Liht Cannabis Corporation

Liht Cannabis Corporation
Feb 06, 2019, 08:05 ET
KELOWNA, BC, Feb. 6, 2019 /CNW/ - Liht Cannabis Corp. (CSE: LIHT) (OTCQX: LIHTF) or the "Company") is pleased to announce the Company has entered into a joint venture agreement (the "JV Agreement") dated January 30, 2019 with 1186626 B.C. Ltd., a private British Columbia corporation, for a second cannabis cultivation property located in Chase, British Columbia.
1186626 B.C. Ltd. is in the final stages of acquiring a 120 acre parcel of land zoned "Approved Use" by the Thompson-Nicola Regional District (the "TNRD") for the purpose of developing and operating bio-secure organic cannabis production facilities of up to 486,000 square feet.
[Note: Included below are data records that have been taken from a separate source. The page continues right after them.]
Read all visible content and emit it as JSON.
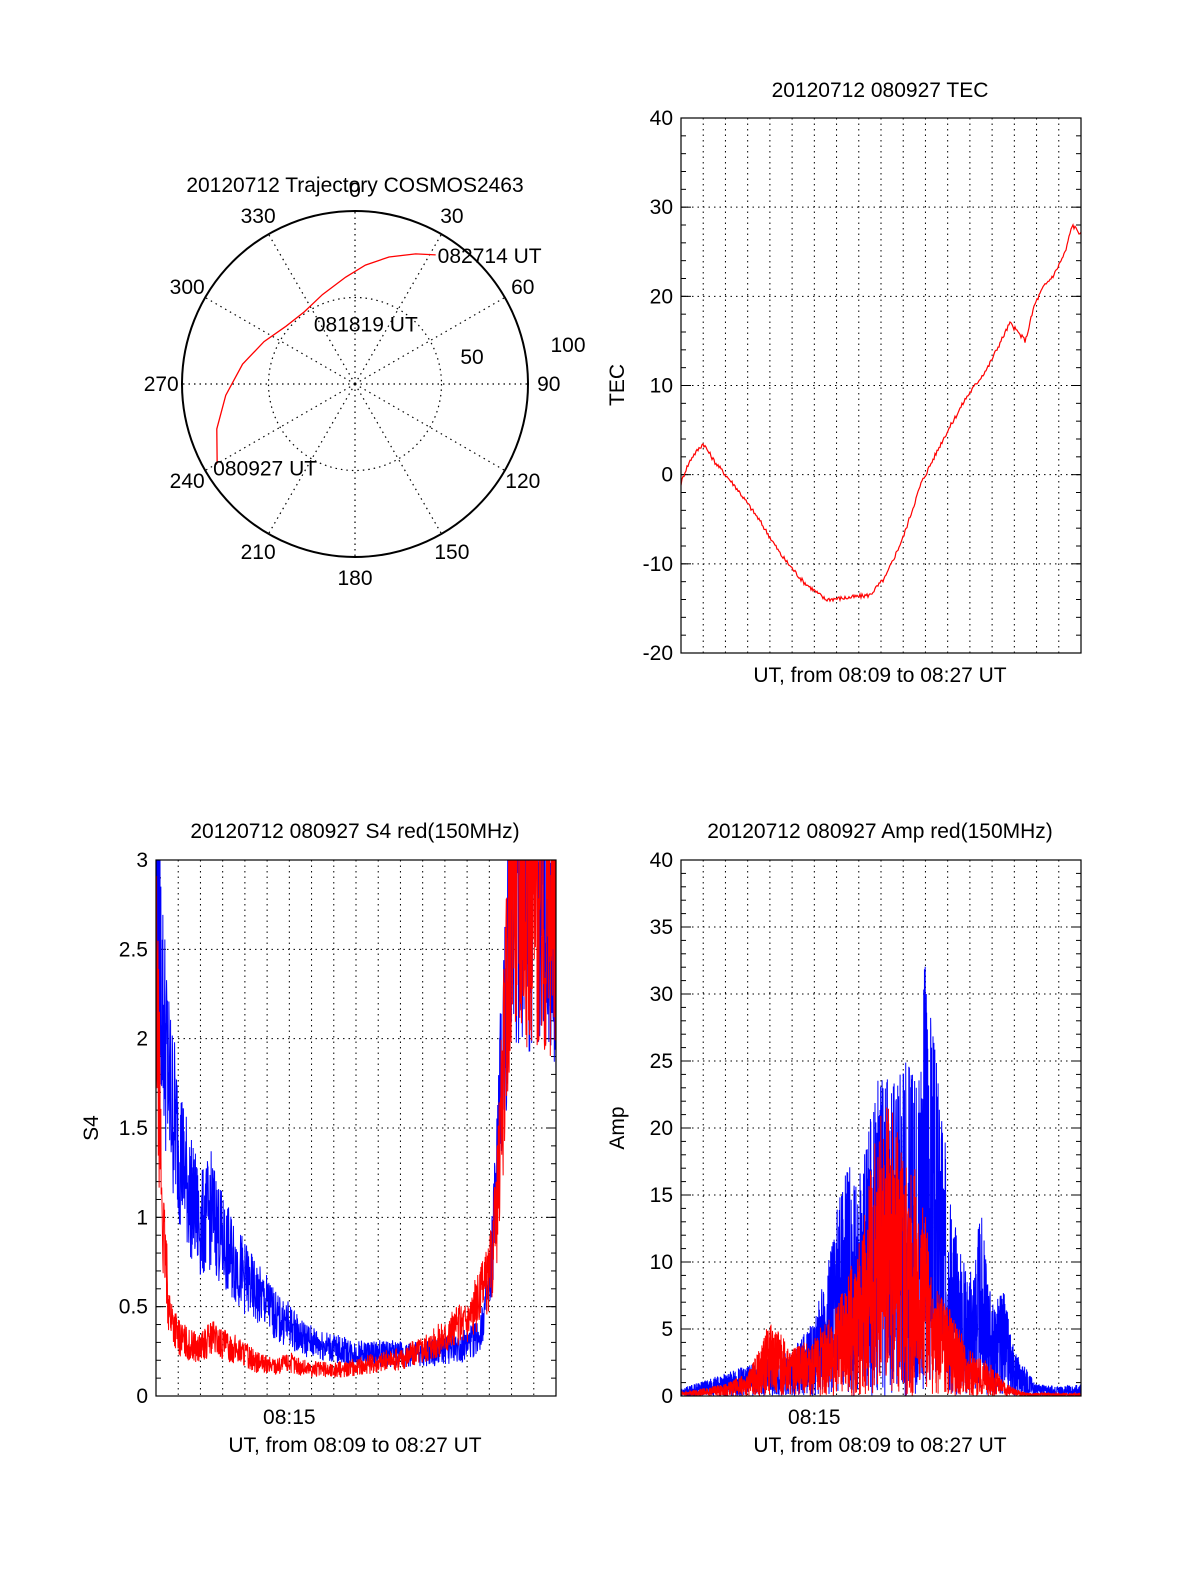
{
  "colors": {
    "red": "#ff0000",
    "blue": "#0000ff",
    "axis": "#000000",
    "grid": "#000000"
  },
  "chart_data": [
    {
      "type": "polar",
      "title": "20120712 Trajectory COSMOS2463",
      "azimuth_labels": [
        "0",
        "30",
        "60",
        "90",
        "120",
        "150",
        "180",
        "210",
        "240",
        "270",
        "300",
        "330"
      ],
      "azimuth_values": [
        0,
        30,
        60,
        90,
        120,
        150,
        180,
        210,
        240,
        270,
        300,
        330
      ],
      "radial_labels": [
        "50",
        "100"
      ],
      "radial_values": [
        50,
        100
      ],
      "rlim": [
        0,
        100
      ],
      "grid": true,
      "trajectory": {
        "color": "#ff0000",
        "points": [
          [
            240,
            92
          ],
          [
            252,
            84
          ],
          [
            265,
            75
          ],
          [
            280,
            66
          ],
          [
            295,
            58
          ],
          [
            310,
            52
          ],
          [
            325,
            51
          ],
          [
            340,
            55
          ],
          [
            355,
            62
          ],
          [
            5,
            69
          ],
          [
            15,
            76
          ],
          [
            25,
            83
          ],
          [
            32,
            88
          ]
        ]
      },
      "annotations": [
        {
          "text": "082714 UT",
          "az": 32,
          "r": 88
        },
        {
          "text": "081819 UT",
          "az": 357,
          "r": 35
        },
        {
          "text": "080927 UT",
          "az": 240,
          "r": 92
        }
      ]
    },
    {
      "type": "line",
      "title": "20120712 080927 TEC",
      "xlabel": "UT, from 08:09 to 08:27 UT",
      "ylabel": "TEC",
      "xlim": [
        0,
        18
      ],
      "ylim": [
        -20,
        40
      ],
      "yticks": [
        "-20",
        "-10",
        "0",
        "10",
        "20",
        "30",
        "40"
      ],
      "grid": true,
      "series": [
        {
          "color": "#ff0000",
          "x": [
            0.0,
            0.2,
            0.5,
            1.0,
            1.5,
            2.5,
            3.5,
            4.5,
            5.5,
            6.5,
            7.5,
            8.5,
            9.2,
            10.0,
            10.8,
            11.8,
            12.8,
            13.8,
            14.8,
            15.5,
            15.9,
            16.3,
            16.8,
            17.3,
            17.6,
            18.0
          ],
          "y": [
            -1.0,
            0.5,
            2.0,
            3.5,
            1.5,
            -1.5,
            -5.0,
            -9.0,
            -12.0,
            -14.0,
            -13.8,
            -13.5,
            -11.5,
            -7.0,
            -1.0,
            4.0,
            8.5,
            12.0,
            17.0,
            15.0,
            19.0,
            21.0,
            22.5,
            25.0,
            28.0,
            27.0
          ]
        }
      ]
    },
    {
      "type": "line",
      "title": "20120712 080927 S4 red(150MHz)",
      "xlabel": "UT, from 08:09 to 08:27 UT",
      "ylabel": "S4",
      "xlim": [
        0,
        18
      ],
      "ylim": [
        0,
        3
      ],
      "yticks": [
        "0",
        "0.5",
        "1",
        "1.5",
        "2",
        "2.5",
        "3"
      ],
      "xtick_label": "08:15",
      "xtick_value": 6,
      "grid": true,
      "series": [
        {
          "color": "#0000ff",
          "x": [
            0.0,
            0.3,
            0.6,
            1.0,
            1.5,
            2.0,
            2.5,
            3.0,
            3.5,
            4.0,
            4.5,
            5.0,
            5.5,
            6.0,
            6.5,
            7.0,
            7.5,
            8.0,
            9.0,
            10.0,
            11.0,
            12.0,
            13.0,
            14.0,
            14.5,
            15.0,
            15.3,
            15.6,
            16.0,
            16.5,
            17.0,
            17.5,
            18.0
          ],
          "y": [
            3.0,
            2.3,
            1.8,
            1.5,
            1.2,
            1.0,
            1.1,
            0.9,
            0.8,
            0.7,
            0.6,
            0.55,
            0.45,
            0.42,
            0.35,
            0.32,
            0.3,
            0.28,
            0.25,
            0.25,
            0.25,
            0.24,
            0.27,
            0.3,
            0.35,
            0.6,
            1.2,
            2.0,
            3.0,
            3.0,
            2.9,
            3.0,
            2.5
          ]
        },
        {
          "color": "#ff0000",
          "x": [
            0.0,
            0.3,
            0.6,
            1.0,
            1.5,
            2.0,
            2.5,
            3.0,
            3.5,
            4.0,
            4.5,
            5.0,
            5.5,
            6.0,
            6.5,
            7.0,
            8.0,
            9.0,
            10.0,
            11.0,
            12.0,
            13.0,
            14.0,
            14.5,
            15.0,
            15.3,
            15.6,
            16.0,
            16.5,
            17.0,
            17.5,
            18.0
          ],
          "y": [
            2.5,
            1.0,
            0.5,
            0.35,
            0.3,
            0.28,
            0.35,
            0.3,
            0.28,
            0.25,
            0.2,
            0.18,
            0.18,
            0.2,
            0.17,
            0.16,
            0.15,
            0.17,
            0.2,
            0.22,
            0.28,
            0.35,
            0.45,
            0.55,
            0.7,
            1.0,
            1.8,
            3.0,
            3.0,
            3.0,
            2.8,
            3.0
          ]
        }
      ]
    },
    {
      "type": "line",
      "title": "20120712 080927 Amp red(150MHz)",
      "xlabel": "UT, from 08:09 to 08:27 UT",
      "ylabel": "Amp",
      "xlim": [
        0,
        18
      ],
      "ylim": [
        0,
        40
      ],
      "yticks": [
        "0",
        "5",
        "10",
        "15",
        "20",
        "25",
        "30",
        "35",
        "40"
      ],
      "xtick_label": "08:15",
      "xtick_value": 6,
      "grid": true,
      "series": [
        {
          "color": "#0000ff",
          "x": [
            0.0,
            1.0,
            2.0,
            3.0,
            4.0,
            5.0,
            5.5,
            6.0,
            6.5,
            7.0,
            7.5,
            8.0,
            8.5,
            9.0,
            9.5,
            10.0,
            10.5,
            11.0,
            11.5,
            12.0,
            12.5,
            13.0,
            13.5,
            14.0,
            14.5,
            15.0,
            16.0,
            17.0,
            18.0
          ],
          "y": [
            0.5,
            1.0,
            1.5,
            2.0,
            2.5,
            3.0,
            4.0,
            5.0,
            8.0,
            12.0,
            16.0,
            14.0,
            18.0,
            22.0,
            20.0,
            24.0,
            21.0,
            29.0,
            22.0,
            15.0,
            10.0,
            8.0,
            12.0,
            6.0,
            7.0,
            3.0,
            0.8,
            0.6,
            0.8
          ]
        },
        {
          "color": "#ff0000",
          "x": [
            0.0,
            1.0,
            2.0,
            3.0,
            3.5,
            4.0,
            5.0,
            6.0,
            7.0,
            8.0,
            9.0,
            10.0,
            11.0,
            11.5,
            12.0,
            13.0,
            14.0,
            14.5,
            15.0,
            15.5
          ],
          "y": [
            0.3,
            0.5,
            0.8,
            1.5,
            3.0,
            5.0,
            3.0,
            4.0,
            6.0,
            10.0,
            19.0,
            18.0,
            12.0,
            7.0,
            6.0,
            3.0,
            2.0,
            1.0,
            0.5,
            0.2
          ]
        }
      ]
    }
  ]
}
The project will be financed by 1186626 B.C. Ltd with an approximate cost to lock-up stage of C$81,600,000. Ground work to commence as soon as weather permits.
Liht proposes to attach a secondary license to the Chase property, whether through extending its current late-stage Health Canada application, which is attached to the Celista property (if and when it is granted), acquiring an individual secondary license or a late stage license application.
This ideal property has been selected for a number of reasons:
• Approved Use by the TNRD
• Close proximity to Highway 1, the main route of the Trans-Canada Highway through British Columbia,
allowing for future distribution coast to coast
• Multiple natural springs for an abundance of exceptional water
• Labour resources from the Thompson-Nicola Region
• Emergency services adequately meet Health Canada guidelines
Cost of production will be reduced by the implementation of a cogeneration system, providing a viable and beneficial power alternative which allows us to avoid costly conventional sources.
"Our partnership is aligned and collectively we are committed to our unique, innovative technology for the production of low-cost organic cannabis. Increasing our footprint in British Columbia will significantly raise our product output to supply the expected long term demands of the Canadian market. Our product will meet, if not exceed, the consumption standards as set out by Health Canada." Linda Sampson, President and COO
Terms Of Agreement
Pursuant to the JV Agreement, a designated nominee of Liht's joint venture partner will hold the title to the B.C. property to be acquired.
The parties will hold proportionate interests in the corporation holding the property and project. Liht will be responsible for constructing one or more facilities on the property for the purpose of producing cannabis and Liht's joint venture partner will fund the construction and related operational expenses and ancillary costs.
The potential cash flows available for distribution to the parties in any given month during the currency of the JV Agreement will be divided between the parties as follows: (a) in the event that at the time of a cash flow distribution Liht has not repaid in full all capital expenditures contributed: (i) 20% to Liht; (ii) 80% to the joint venture partner; (b) in the event that at the time of the cash flow distribution Liht has repaid in full all capital expenditures contributed: (i) 50% to Liht; (ii) 50% to the joint venture partner. These agreements will allow Liht to continue its growth strategy in the Province of British Columbia.